Offsite Data Backup
Replicated stores customer data in multiple databases across Amazon Web Services (AWS) S3 buckets. Clustering and network redundancies help to avoid a single point of failure.
The offsite data backup add-on provides additional redundancy by copying data to an offsite Google Cloud Provider (GCP) storage location. This helps to mitigate any potential data loss caused by an outage to AWS.
When the offsite data backup add-on is enabled, data is migrated from Replicated's existing AWS S3 buckets to a dedicated second set of AWS S3 buckets. These buckets are only used for vendors with this add-on enabled, and all vendor data remains logically isolated by vendor Team. After data is migrated from existing S3 buckets to the secondary buckets, all data is deleted from the original S3 buckets.
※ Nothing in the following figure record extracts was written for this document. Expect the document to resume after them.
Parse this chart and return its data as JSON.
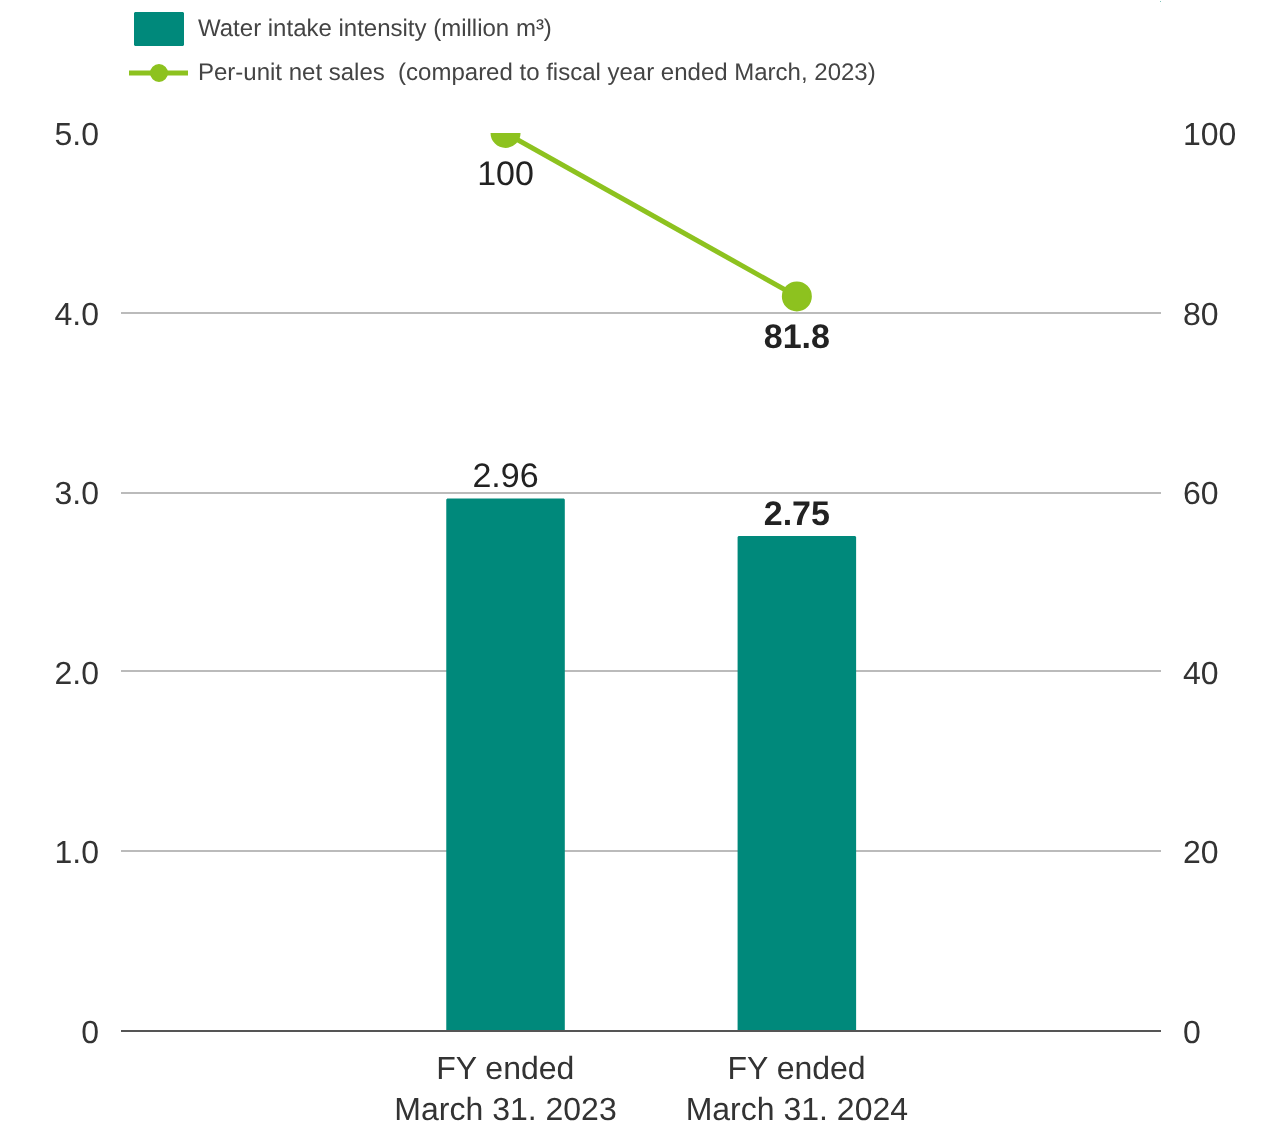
{
  "chart_data": {
    "type": "bar",
    "categories": [
      "FY ended\nMarch 31. 2023",
      "FY ended\nMarch 31. 2024"
    ],
    "series": [
      {
        "name": "Water intake intensity (million m³)",
        "color": "#00897b",
        "values": [
          2.96,
          2.75
        ]
      },
      {
        "name": "Per-unit net sales  (compared to fiscal year ended March, 2023)",
        "color": "#8dc21f",
        "values": [
          100,
          81.8
        ],
        "type": "line",
        "axis": "y2"
      }
    ],
    "ylim": [
      0,
      5
    ],
    "yticks": [
      {
        "value": 0,
        "label": "0"
      },
      {
        "value": 1,
        "label": "1.0"
      },
      {
        "value": 2,
        "label": "2.0"
      },
      {
        "value": 3,
        "label": "3.0"
      },
      {
        "value": 4,
        "label": "4.0"
      },
      {
        "value": 5,
        "label": "5.0"
      }
    ],
    "y2lim": [
      0,
      100
    ],
    "y2ticks": [
      0,
      20,
      40,
      60,
      80,
      100
    ],
    "grid": "y",
    "legend": "top left",
    "marker": "circle",
    "data_labels": true
  }
}
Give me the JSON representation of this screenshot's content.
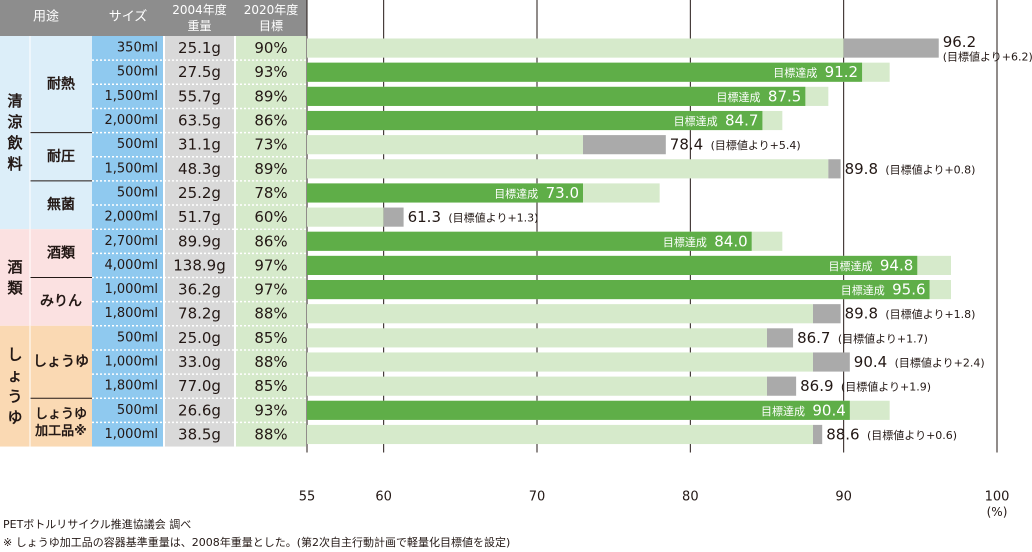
{
  "chart_data": {
    "type": "bar",
    "title": "",
    "xlabel": "",
    "ylabel": "",
    "xlim": [
      55,
      100
    ],
    "xticks": [
      55,
      60,
      70,
      80,
      90,
      100
    ],
    "unit_label": "(%)",
    "achieved_label": "目標達成",
    "headers": {
      "use": "用途",
      "size": "サイズ",
      "weight_2004_line1": "2004年度",
      "weight_2004_line2": "重量",
      "target_2020_line1": "2020年度",
      "target_2020_line2": "目標"
    },
    "category_groups": [
      {
        "name": "清涼飲料",
        "color": "#dceef9",
        "subgroups": [
          {
            "name": "耐熱",
            "rows": 4
          },
          {
            "name": "耐圧",
            "rows": 2
          },
          {
            "name": "無菌",
            "rows": 2
          }
        ]
      },
      {
        "name": "酒類",
        "color": "#fbe1e1",
        "subgroups": [
          {
            "name": "酒類",
            "rows": 2
          },
          {
            "name": "みりん",
            "rows": 2
          }
        ]
      },
      {
        "name": "しょうゆ",
        "color": "#fad9b3",
        "subgroups": [
          {
            "name": "しょうゆ",
            "rows": 3
          },
          {
            "name": "しょうゆ加工品",
            "rows": 2,
            "mark": "※"
          }
        ]
      }
    ],
    "rows": [
      {
        "size": "350ml",
        "weight2004": "25.1g",
        "target_label": "90%",
        "target": 90,
        "actual": 96.2,
        "achieved": false,
        "value_label": "96.2",
        "diff_label": "(目標値より+6.2)"
      },
      {
        "size": "500ml",
        "weight2004": "27.5g",
        "target_label": "93%",
        "target": 93,
        "actual": 91.2,
        "achieved": true,
        "value_label": "91.2",
        "diff_label": ""
      },
      {
        "size": "1,500ml",
        "weight2004": "55.7g",
        "target_label": "89%",
        "target": 89,
        "actual": 87.5,
        "achieved": true,
        "value_label": "87.5",
        "diff_label": ""
      },
      {
        "size": "2,000ml",
        "weight2004": "63.5g",
        "target_label": "86%",
        "target": 86,
        "actual": 84.7,
        "achieved": true,
        "value_label": "84.7",
        "diff_label": ""
      },
      {
        "size": "500ml",
        "weight2004": "31.1g",
        "target_label": "73%",
        "target": 73,
        "actual": 78.4,
        "achieved": false,
        "value_label": "78.4",
        "diff_label": "(目標値より+5.4)"
      },
      {
        "size": "1,500ml",
        "weight2004": "48.3g",
        "target_label": "89%",
        "target": 89,
        "actual": 89.8,
        "achieved": false,
        "value_label": "89.8",
        "diff_label": "(目標値より+0.8)"
      },
      {
        "size": "500ml",
        "weight2004": "25.2g",
        "target_label": "78%",
        "target": 78,
        "actual": 73.0,
        "achieved": true,
        "value_label": "73.0",
        "diff_label": ""
      },
      {
        "size": "2,000ml",
        "weight2004": "51.7g",
        "target_label": "60%",
        "target": 60,
        "actual": 61.3,
        "achieved": false,
        "value_label": "61.3",
        "diff_label": "(目標値より+1.3)"
      },
      {
        "size": "2,700ml",
        "weight2004": "89.9g",
        "target_label": "86%",
        "target": 86,
        "actual": 84.0,
        "achieved": true,
        "value_label": "84.0",
        "diff_label": ""
      },
      {
        "size": "4,000ml",
        "weight2004": "138.9g",
        "target_label": "97%",
        "target": 97,
        "actual": 94.8,
        "achieved": true,
        "value_label": "94.8",
        "diff_label": ""
      },
      {
        "size": "1,000ml",
        "weight2004": "36.2g",
        "target_label": "97%",
        "target": 97,
        "actual": 95.6,
        "achieved": true,
        "value_label": "95.6",
        "diff_label": ""
      },
      {
        "size": "1,800ml",
        "weight2004": "78.2g",
        "target_label": "88%",
        "target": 88,
        "actual": 89.8,
        "achieved": false,
        "value_label": "89.8",
        "diff_label": "(目標値より+1.8)"
      },
      {
        "size": "500ml",
        "weight2004": "25.0g",
        "target_label": "85%",
        "target": 85,
        "actual": 86.7,
        "achieved": false,
        "value_label": "86.7",
        "diff_label": "(目標値より+1.7)"
      },
      {
        "size": "1,000ml",
        "weight2004": "33.0g",
        "target_label": "88%",
        "target": 88,
        "actual": 90.4,
        "achieved": false,
        "value_label": "90.4",
        "diff_label": "(目標値より+2.4)"
      },
      {
        "size": "1,800ml",
        "weight2004": "77.0g",
        "target_label": "85%",
        "target": 85,
        "actual": 86.9,
        "achieved": false,
        "value_label": "86.9",
        "diff_label": "(目標値より+1.9)"
      },
      {
        "size": "500ml",
        "weight2004": "26.6g",
        "target_label": "93%",
        "target": 93,
        "actual": 90.4,
        "achieved": true,
        "value_label": "90.4",
        "diff_label": ""
      },
      {
        "size": "1,000ml",
        "weight2004": "38.5g",
        "target_label": "88%",
        "target": 88,
        "actual": 88.6,
        "achieved": false,
        "value_label": "88.6",
        "diff_label": "(目標値より+0.6)"
      }
    ],
    "colors": {
      "achieved": "#5fae48",
      "target": "#d6eacb",
      "excess": "#aaaaaa",
      "header": "#8d8d8d",
      "size_col": "#8fc9ef",
      "weight_col": "#d9d9d9",
      "target_col": "#d6eacb"
    }
  },
  "notes": {
    "source": "PETボトルリサイクル推進協議会 調べ",
    "footnote": "※ しょうゆ加工品の容器基準重量は、2008年重量とした。(第2次自主行動計画で軽量化目標値を設定)"
  }
}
To ensure customer data in the offsite GCP storage remains up-to-date, the GCP account uses the Google Storage Transfer service to synchronize at least daily with the secondary dedicated S3 buckets.
The offsite GCP data backup functions only as secondary data storage and does not serve customer data. Customer data continues to be served from the AWS S3 buckets. In the case of an AWS outage, Replicated can use a manual process to restore customer data from the GCP backups into a production-grade database.
For more information, see Architecture below.
The following diagram shows the flow of air gap build data and registry image data when the offsite data backup add-on is enabled. The flow of data that is backed up offsite in GCP is depicted with green arrows.
As shown in the diagram above, when the offsite data backup add-on is enabled, registry and air gap data are stored in dedicated S3 buckets. Both of these dedicated S3 buckets back up data to offsite storage in GCP.
The diagram also shows how customer installations continue to pull data from the vendor registry and the customer portal when offsite data backup is enabled.